The existing ARC-AGI benchmark was proposed by François Chollet in 2019 and tests “fluid intelligence” through novel grid puzzles. Human accuracy exceeds 85%, while AI systems (even ARC-AGI-3 in 2026) still fall below 50%. The reasons for the gap include:

  • The public question pool leads to overfitting, causing models to “grind” questions rather than learn
  • Reliance on inefficient exhaustive search instead of efficient reasoning

Mollick’s approach is to use a “confidential question pool + external expert validation” to prevent “teaching to the test,” forcing models to genuinely improve in reasoning and generalization. This addresses an old problem: public question pools make models “appear stronger,” but they may not have genuinely transferable abilities.

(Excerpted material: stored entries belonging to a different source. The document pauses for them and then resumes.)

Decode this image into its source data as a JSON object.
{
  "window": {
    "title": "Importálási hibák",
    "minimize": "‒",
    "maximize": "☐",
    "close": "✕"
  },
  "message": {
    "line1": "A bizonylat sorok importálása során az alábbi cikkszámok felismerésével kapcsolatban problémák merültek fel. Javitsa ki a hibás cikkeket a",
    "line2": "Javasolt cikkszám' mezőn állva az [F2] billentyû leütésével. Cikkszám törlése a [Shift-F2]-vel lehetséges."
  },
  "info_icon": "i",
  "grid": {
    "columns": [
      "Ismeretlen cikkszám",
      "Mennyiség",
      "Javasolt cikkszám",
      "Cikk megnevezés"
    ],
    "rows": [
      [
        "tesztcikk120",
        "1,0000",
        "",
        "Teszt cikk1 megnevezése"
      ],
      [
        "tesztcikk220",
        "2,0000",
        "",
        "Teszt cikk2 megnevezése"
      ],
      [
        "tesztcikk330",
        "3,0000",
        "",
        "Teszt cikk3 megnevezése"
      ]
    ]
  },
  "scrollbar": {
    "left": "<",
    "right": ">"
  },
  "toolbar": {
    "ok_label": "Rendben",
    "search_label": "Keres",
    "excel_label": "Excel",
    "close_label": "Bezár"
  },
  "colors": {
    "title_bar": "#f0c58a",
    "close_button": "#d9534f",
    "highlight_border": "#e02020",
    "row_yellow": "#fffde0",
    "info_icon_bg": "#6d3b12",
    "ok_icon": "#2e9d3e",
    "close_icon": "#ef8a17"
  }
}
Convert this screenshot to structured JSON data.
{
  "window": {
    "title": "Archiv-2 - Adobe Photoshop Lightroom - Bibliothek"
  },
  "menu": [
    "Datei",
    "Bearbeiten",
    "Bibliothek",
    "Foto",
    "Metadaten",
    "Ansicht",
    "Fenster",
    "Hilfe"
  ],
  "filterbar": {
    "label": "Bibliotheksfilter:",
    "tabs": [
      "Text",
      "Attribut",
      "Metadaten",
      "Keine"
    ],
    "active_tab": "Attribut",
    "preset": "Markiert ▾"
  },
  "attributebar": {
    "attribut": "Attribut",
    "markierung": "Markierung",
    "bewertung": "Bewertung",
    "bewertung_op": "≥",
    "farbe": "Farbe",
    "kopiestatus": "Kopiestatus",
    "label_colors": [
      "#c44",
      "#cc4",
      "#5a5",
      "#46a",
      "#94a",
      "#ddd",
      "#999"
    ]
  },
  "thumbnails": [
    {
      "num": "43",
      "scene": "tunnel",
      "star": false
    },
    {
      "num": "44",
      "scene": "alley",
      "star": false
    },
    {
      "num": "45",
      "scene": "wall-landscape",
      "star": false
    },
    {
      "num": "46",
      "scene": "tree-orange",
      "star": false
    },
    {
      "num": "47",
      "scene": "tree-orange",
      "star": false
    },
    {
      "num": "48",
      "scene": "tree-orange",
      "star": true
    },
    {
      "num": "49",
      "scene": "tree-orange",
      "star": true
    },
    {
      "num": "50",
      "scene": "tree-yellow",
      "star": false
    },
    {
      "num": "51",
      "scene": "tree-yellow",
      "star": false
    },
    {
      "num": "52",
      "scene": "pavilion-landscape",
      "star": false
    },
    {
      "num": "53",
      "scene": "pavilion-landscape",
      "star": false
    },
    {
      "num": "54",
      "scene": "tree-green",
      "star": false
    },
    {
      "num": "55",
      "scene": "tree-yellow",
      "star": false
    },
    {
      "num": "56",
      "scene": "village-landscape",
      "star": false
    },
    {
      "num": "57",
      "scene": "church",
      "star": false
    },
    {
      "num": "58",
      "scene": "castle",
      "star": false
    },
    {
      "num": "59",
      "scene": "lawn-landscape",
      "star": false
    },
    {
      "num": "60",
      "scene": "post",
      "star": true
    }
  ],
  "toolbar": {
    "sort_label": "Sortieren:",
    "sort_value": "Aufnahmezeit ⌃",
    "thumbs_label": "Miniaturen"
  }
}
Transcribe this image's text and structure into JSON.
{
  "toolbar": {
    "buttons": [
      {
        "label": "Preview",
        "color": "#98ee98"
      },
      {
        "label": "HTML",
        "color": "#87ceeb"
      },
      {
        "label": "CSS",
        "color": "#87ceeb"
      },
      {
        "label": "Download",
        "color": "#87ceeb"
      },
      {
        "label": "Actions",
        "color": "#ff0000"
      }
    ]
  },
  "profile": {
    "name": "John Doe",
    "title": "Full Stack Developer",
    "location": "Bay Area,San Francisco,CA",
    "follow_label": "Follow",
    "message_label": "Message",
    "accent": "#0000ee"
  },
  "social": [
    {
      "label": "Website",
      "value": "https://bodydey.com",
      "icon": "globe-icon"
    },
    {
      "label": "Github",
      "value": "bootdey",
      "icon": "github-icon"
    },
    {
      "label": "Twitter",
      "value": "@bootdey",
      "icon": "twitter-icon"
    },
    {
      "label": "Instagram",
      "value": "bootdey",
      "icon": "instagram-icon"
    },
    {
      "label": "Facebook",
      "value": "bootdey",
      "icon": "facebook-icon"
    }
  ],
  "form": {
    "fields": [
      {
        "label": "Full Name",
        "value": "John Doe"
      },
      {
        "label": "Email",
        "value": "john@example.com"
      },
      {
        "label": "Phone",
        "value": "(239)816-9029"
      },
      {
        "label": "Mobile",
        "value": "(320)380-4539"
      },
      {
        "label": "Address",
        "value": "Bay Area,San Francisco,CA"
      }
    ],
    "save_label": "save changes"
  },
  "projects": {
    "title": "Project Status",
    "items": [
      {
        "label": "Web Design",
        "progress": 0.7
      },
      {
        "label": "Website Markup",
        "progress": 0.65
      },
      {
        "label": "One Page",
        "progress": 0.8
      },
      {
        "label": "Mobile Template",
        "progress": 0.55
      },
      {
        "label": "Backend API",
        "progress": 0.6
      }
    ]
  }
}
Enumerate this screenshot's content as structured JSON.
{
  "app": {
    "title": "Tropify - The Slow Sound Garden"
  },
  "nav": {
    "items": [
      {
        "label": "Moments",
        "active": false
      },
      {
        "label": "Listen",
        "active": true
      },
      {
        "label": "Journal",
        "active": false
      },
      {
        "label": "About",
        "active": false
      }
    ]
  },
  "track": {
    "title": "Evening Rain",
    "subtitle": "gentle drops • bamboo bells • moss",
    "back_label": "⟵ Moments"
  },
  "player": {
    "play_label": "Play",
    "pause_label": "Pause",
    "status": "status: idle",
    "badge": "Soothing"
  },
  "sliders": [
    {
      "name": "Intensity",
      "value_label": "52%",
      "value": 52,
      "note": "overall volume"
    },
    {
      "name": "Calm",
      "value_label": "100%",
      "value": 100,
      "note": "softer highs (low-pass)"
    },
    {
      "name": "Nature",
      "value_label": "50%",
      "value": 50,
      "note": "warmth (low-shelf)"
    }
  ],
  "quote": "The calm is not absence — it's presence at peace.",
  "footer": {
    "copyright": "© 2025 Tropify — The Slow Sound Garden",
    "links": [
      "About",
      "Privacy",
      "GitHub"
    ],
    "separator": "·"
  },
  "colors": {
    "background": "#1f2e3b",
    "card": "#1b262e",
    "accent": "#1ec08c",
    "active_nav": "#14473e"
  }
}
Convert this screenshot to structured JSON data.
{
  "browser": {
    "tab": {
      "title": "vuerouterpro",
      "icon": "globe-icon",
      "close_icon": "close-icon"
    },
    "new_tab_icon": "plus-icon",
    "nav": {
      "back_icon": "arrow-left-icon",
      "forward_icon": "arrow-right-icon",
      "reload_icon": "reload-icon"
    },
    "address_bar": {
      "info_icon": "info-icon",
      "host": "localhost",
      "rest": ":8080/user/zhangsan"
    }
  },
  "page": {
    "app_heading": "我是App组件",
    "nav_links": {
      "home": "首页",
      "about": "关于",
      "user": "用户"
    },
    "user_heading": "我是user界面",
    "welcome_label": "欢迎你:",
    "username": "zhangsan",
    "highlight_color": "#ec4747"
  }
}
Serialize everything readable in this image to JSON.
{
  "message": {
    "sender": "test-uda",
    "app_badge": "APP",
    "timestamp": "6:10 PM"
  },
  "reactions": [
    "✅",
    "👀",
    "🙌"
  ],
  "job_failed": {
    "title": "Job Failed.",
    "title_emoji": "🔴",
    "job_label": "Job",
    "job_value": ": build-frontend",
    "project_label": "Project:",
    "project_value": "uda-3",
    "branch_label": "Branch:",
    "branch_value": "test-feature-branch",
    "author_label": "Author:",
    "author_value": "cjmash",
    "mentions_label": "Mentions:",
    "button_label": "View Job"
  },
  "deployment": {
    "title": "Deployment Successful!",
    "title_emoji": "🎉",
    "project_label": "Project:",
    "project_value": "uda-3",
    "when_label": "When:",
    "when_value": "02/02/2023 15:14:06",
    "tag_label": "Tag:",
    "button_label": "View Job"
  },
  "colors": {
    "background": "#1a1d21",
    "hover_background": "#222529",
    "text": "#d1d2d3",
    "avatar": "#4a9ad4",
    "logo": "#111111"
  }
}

The results of the 2025 ARC Prize also highlight this:

  • Scores improved through reinforced reasoning loops and adaptive testing
  • But efficiency still lags far behind humans
  • Therefore, benchmarks should focus more on “learning efficiency and generalization,” rather than “memory and fine-tuning gains”

Possible impacts include:

  • Experimental Design: It could prompt labs like OpenAI and Anthropic to adjust evaluation methods, reducing purely “score grinding” practices
  • Competitions and Open Source: If the confidentiality mechanism gains acceptance, it could enhance the comparative effectiveness of the open-source ecosystem, reducing misleading AGI milestone hype
  • Industry Communication: Mollick continues to bridge academia and industry, promoting “practically usable evaluation frameworks” to enter mainstream discussions

Key Information:

  • Core Judgment: The overfitting and “score grinding” issues of existing public benchmarks severely distort the assessment of models’ true reasoning abilities; confidential evaluations may help
  • Market Relevance: Recent impacts on crypto asset pricing and trading sentiment are weak, with discussions remaining at the level of AI evaluation methods
  • Observation Point: If the subsequent crypto AI sector begins adopting the notion of “confidential benchmarks/leaderboards,” it may draw short-term attention

Impact Assessment

  • Importance: High (affects AI evaluation methods and industry discourse)
  • Category: Technical Insight, AI Research, Industry Trends

Conclusion: For crypto traders and short-term funds, this topic is currently irrelevant; the real beneficiaries are researchers focused on AI evaluation and model capability verification. If you are an active trader in the crypto market, there is no need for immediate action; long-term investors can passively track and wait for signals indicating “AI evaluation mechanisms impacting the crypto AI sector.”